For me, Ikeya-Seki was the first contemporary comet of which I was aware (I was 9 years old at the time), and for us in the northern hemisphere, I recall it to be an unviewable bust. I never did see it with my own eyes.
The very first comet I recall seeing was Comet Bennet in 1970. By that time I had a small reflector telescope, and I recall setting it up in the back yard on a cold March or April morning at like 3am and looking at the coma and streaming tail through my little 'scope. Didn't look like much, just a fuzzy patch with no definition near the core, but with my naked eye I could see the tail covering about 30 degrees of the sky. Faint, but rather impressive.
Kohoutek was a bust as well, never even spotted a fuzzy patch in the sky. Hyakutake was the next comet I saw, and I never saw a lot of a tail from it, just an elongated fuzzy patch in the sky.

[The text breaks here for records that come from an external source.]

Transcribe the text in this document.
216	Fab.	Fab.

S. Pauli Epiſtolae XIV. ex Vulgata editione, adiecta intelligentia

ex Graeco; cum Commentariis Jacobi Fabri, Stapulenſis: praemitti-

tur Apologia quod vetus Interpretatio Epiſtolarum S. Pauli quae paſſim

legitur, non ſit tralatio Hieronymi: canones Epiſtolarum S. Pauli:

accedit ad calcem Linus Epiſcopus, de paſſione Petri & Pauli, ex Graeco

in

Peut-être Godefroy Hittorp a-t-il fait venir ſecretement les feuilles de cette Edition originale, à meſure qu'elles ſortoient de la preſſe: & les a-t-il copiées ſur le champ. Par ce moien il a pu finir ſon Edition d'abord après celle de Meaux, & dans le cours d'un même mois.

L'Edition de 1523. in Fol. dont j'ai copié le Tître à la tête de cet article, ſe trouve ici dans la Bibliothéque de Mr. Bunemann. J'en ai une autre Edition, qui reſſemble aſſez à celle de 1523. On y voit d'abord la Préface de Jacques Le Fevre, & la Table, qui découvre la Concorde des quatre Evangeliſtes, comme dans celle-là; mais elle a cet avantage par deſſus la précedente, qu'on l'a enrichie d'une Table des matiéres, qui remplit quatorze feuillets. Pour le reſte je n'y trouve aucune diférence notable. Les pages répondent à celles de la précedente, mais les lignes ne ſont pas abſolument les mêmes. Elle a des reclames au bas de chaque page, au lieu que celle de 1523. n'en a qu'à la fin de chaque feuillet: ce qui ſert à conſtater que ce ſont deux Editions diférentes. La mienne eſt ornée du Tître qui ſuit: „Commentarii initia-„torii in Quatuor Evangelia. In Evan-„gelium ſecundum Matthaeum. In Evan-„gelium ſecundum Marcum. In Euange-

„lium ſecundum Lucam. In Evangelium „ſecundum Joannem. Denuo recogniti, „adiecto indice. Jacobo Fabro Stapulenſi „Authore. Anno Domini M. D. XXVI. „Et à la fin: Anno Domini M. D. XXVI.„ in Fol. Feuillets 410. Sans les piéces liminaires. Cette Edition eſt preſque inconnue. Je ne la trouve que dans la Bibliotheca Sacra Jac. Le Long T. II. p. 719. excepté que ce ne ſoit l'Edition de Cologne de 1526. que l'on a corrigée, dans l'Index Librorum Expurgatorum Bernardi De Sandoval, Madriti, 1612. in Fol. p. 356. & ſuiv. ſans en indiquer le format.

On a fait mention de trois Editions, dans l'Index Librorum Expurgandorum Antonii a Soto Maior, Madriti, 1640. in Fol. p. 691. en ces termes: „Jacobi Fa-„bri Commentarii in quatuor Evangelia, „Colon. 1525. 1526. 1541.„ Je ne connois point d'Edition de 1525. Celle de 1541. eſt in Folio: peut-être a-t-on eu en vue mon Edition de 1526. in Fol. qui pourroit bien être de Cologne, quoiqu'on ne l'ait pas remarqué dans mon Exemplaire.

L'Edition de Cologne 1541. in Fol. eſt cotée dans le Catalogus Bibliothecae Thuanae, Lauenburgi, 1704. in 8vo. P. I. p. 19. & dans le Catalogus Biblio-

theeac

Really not that impressive.
Hale-Bopp was very impressive to me, the near-in tail was very bright and the comet was very clearly visible in the daylight sky. I flew to England while Hale-Bopp was in the northern sky, and I recall out my window seeing the tails (H-B had that cool spiked double tail) rising out of the pale green glow of the aurora borealis as we sped along from the U.S. to England along the great circle route.
I never saw anything but pictures of McNaught, though I understand it was impressive to those in the southern hemisphere.
I'm really hoping that ISON will out-perform Hale-Bopp. All we can do, I suppose is wait. And watch the skies!